Aviva (LSE:AV.) delivered a confident third-quarter update, raising its financial ambitions after reporting broad-based momentum and early gains from its acquisition of Direct Line. The insurer said it now expects to meet its 2026 objectives in 2025—one year ahead of schedule.

Despite the upbeat message, the stock fell more than 4% in early London trading.

The company introduced upgraded medium-term goals, including average annual operating EPS growth of 11% between 2025 and 2028. It also aims to push its IFRS return on equity above 20% by 2028 and generate over £7 billion in cash remittances during the 2026–2028 period.

“Over the last five years we have transformed Aviva, delivering again and again for our customers and shareholders. We continue to make excellent progress and now expect to achieve our financial targets in 2025, one year early,” said Amanda Blanc, CEO of Aviva.

Aviva noted that the integration of Direct Line is moving ahead faster than anticipated. The group raised its cost-synergy target to £225 million—almost double the original figure—and expects more than £500 million in capital synergies after regulatory approval is secured.

Management also reiterated that share buybacks will resume next year, with a larger programme planned due to the increased share count.

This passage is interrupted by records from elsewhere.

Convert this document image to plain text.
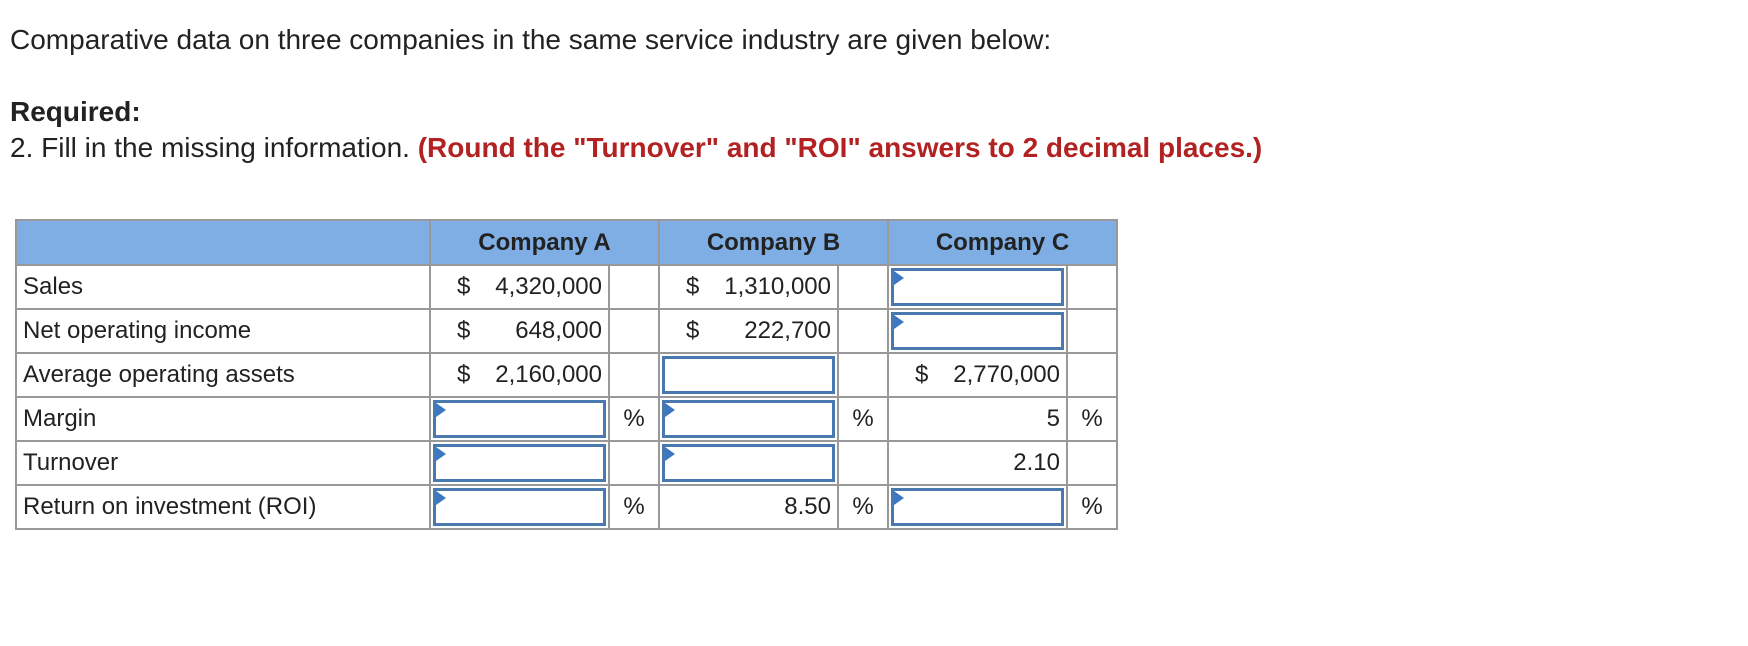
Comparative data on three companies in the same service industry are given below:
Required:
2. Fill in the missing information. (Round the "Turnover" and "ROI" answers to 2 decimal places.)
	Company A		Company B		Company C	
Sales	$ 4,320,000		$ 1,310,000

Net operating income	$ 648,000		$ 222,700

Average operating assets	$ 2,160,000				$ 2,770,000	

Margin		%		%	5	%
Turnover					2.10	

Return on investment (ROI)		%	8.50	%		%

Aviva expects operating profit of roughly £2.2 billion for 2025 and said solvency remains strong, ending Q3 with a shareholder cover ratio of 177%. Blanc added that the company’s outlook has “never been better,” pointing to accelerating growth, rising returns, and a plan for more than 75% of its business mix to be capital-light by 2028.

The general insurance division remained a standout performer, with premiums rising 12% to £10 billion in the first nine months. Growth included a 17% jump in the U.K. and Ireland and steady improvements in Canada.

The combined operating ratio improved to 94.4% on an undiscounted basis thanks to stronger pricing and reduced weather-related losses. In wealth, Aviva recorded £8.3 billion in net flows, taking assets to £224 billion, while retirement sales held firm despite difficult comparisons.